Azorra is re-evaluating its plans to dismantle A220-300s previously operated by EgyptAir, the lessor told ch-aviation. The company is considering leasing the aircraft to airlines instead of parting them out amid a global shortage of new aircraft.
As quoted by aviation news portal FlightGlobal, Azorra's president Ron Baur said that the ex-EgyptAir A220-200s "would most likely be placed with operators as flying aircraft," depending on when the situation with the grounded aircraft is resolved. Baur added that the demand for new and second-hand A220s is "very strong".
In April 2025, Azzora announced it had partnered with Delta Material Services (DMS), a wholly owned subsidiary of Delta Air Lines, to dismantle several A220-300s.

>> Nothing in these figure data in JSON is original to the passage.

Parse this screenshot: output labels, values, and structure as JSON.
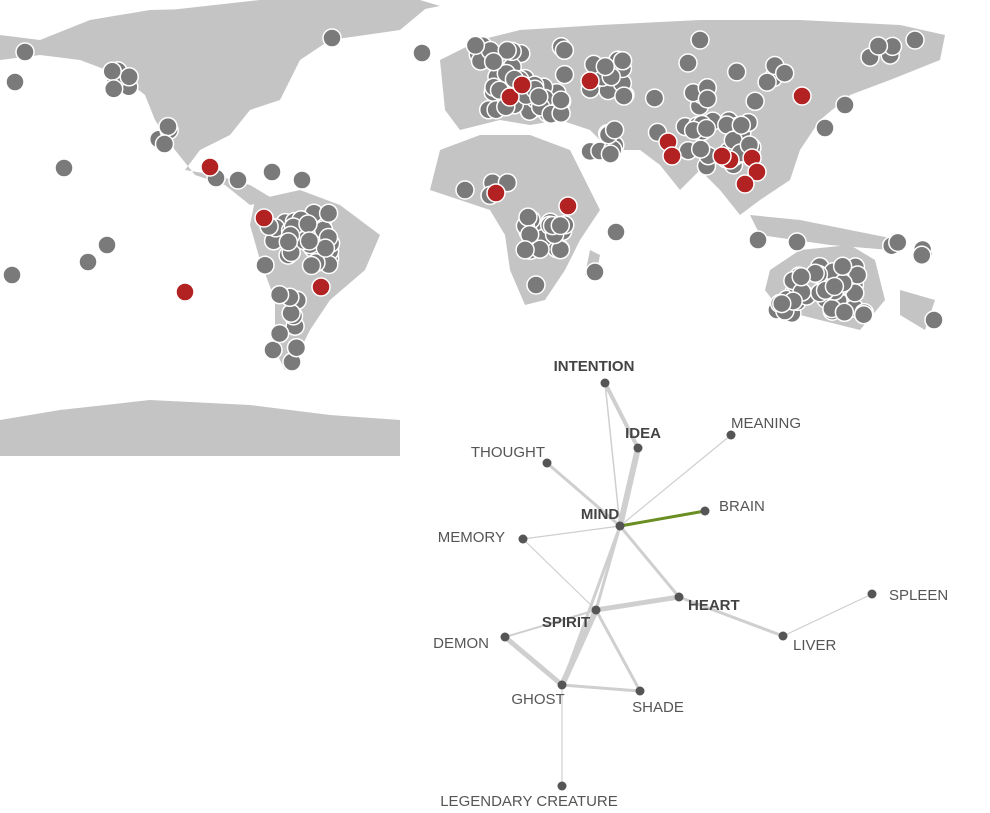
{
  "network": {
    "nodes": [
      {
        "label": "INTENTION",
        "bold": true
      },
      {
        "label": "IDEA",
        "bold": true
      },
      {
        "label": "MEANING",
        "bold": false
      },
      {
        "label": "THOUGHT",
        "bold": false
      },
      {
        "label": "MIND",
        "bold": true
      },
      {
        "label": "BRAIN",
        "bold": false
      },
      {
        "label": "MEMORY",
        "bold": false
      },
      {
        "label": "HEART",
        "bold": true
      },
      {
        "label": "SPLEEN",
        "bold": false
      },
      {
        "label": "SPIRIT",
        "bold": true
      },
      {
        "label": "DEMON",
        "bold": false
      },
      {
        "label": "LIVER",
        "bold": false
      },
      {
        "label": "GHOST",
        "bold": false
      },
      {
        "label": "SHADE",
        "bold": false
      },
      {
        "label": "LEGENDARY CREATURE",
        "bold": false
      }
    ]
  }
}
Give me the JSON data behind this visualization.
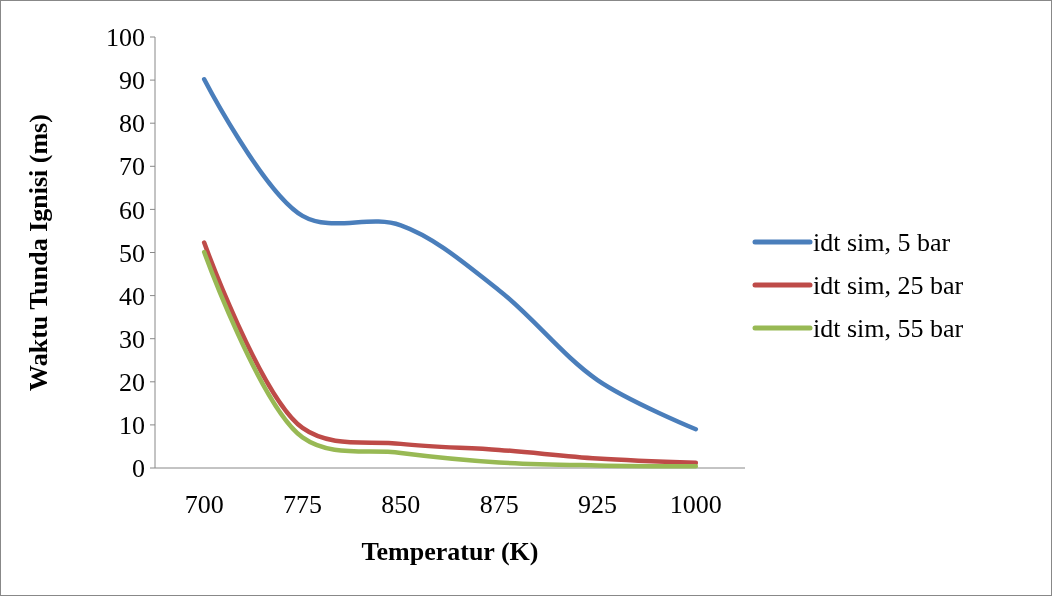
{
  "chart_data": {
    "type": "line",
    "xlabel": "Temperatur (K)",
    "ylabel": "Waktu Tunda Ignisi (ms)",
    "categories": [
      "700",
      "775",
      "850",
      "875",
      "925",
      "1000"
    ],
    "series": [
      {
        "name": "idt sim, 5 bar",
        "color": "#4a7ebb",
        "values": [
          90.2,
          58.5,
          56.3,
          41.2,
          20.4,
          9.0
        ]
      },
      {
        "name": "idt sim, 25 bar",
        "color": "#be4b48",
        "values": [
          52.3,
          9.3,
          5.6,
          4.2,
          2.2,
          1.2
        ]
      },
      {
        "name": "idt sim, 55 bar",
        "color": "#98b954",
        "values": [
          50.1,
          7.1,
          3.5,
          1.3,
          0.6,
          0.4
        ]
      }
    ],
    "ylim": [
      0,
      100
    ],
    "yticks": [
      0,
      10,
      20,
      30,
      40,
      50,
      60,
      70,
      80,
      90,
      100
    ],
    "grid": false,
    "legend": "right",
    "marker": "none",
    "line_style": "solid"
  }
}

The company aimed to retrieve valuable spare components, mainly the Pratt & Whitney PW1000 engines, to support the global A220 fleet.
The Egyptian flag carrier sold twelve A220-300s to Azorra in 2024, retiring the type completely just five years after taking delivery of the first jet. The lessor confirmed to ch-aviation that one ex-EgyptAir aircraft had already been parted out.
"While some of the EgyptAir jets are providing parts for airline partners such as Breeze Airways and Delta, our plans for the remaining aircraft are under active review," Baur said.
Since Azorra purchased the jets, three have been leased to Breeze Airways and one to Cyprus Airways. The American regional carrier confirmed to ch-aviation that the aircraft are not being operated in the scheduled service. Three jets are used by the airline as a source of spare engines.
According to the ch-aviation fleets module, the largest operator of A220 family aircraft is Delta Air Lines with forty-five A220-100s and thirty-three A220-300s in service.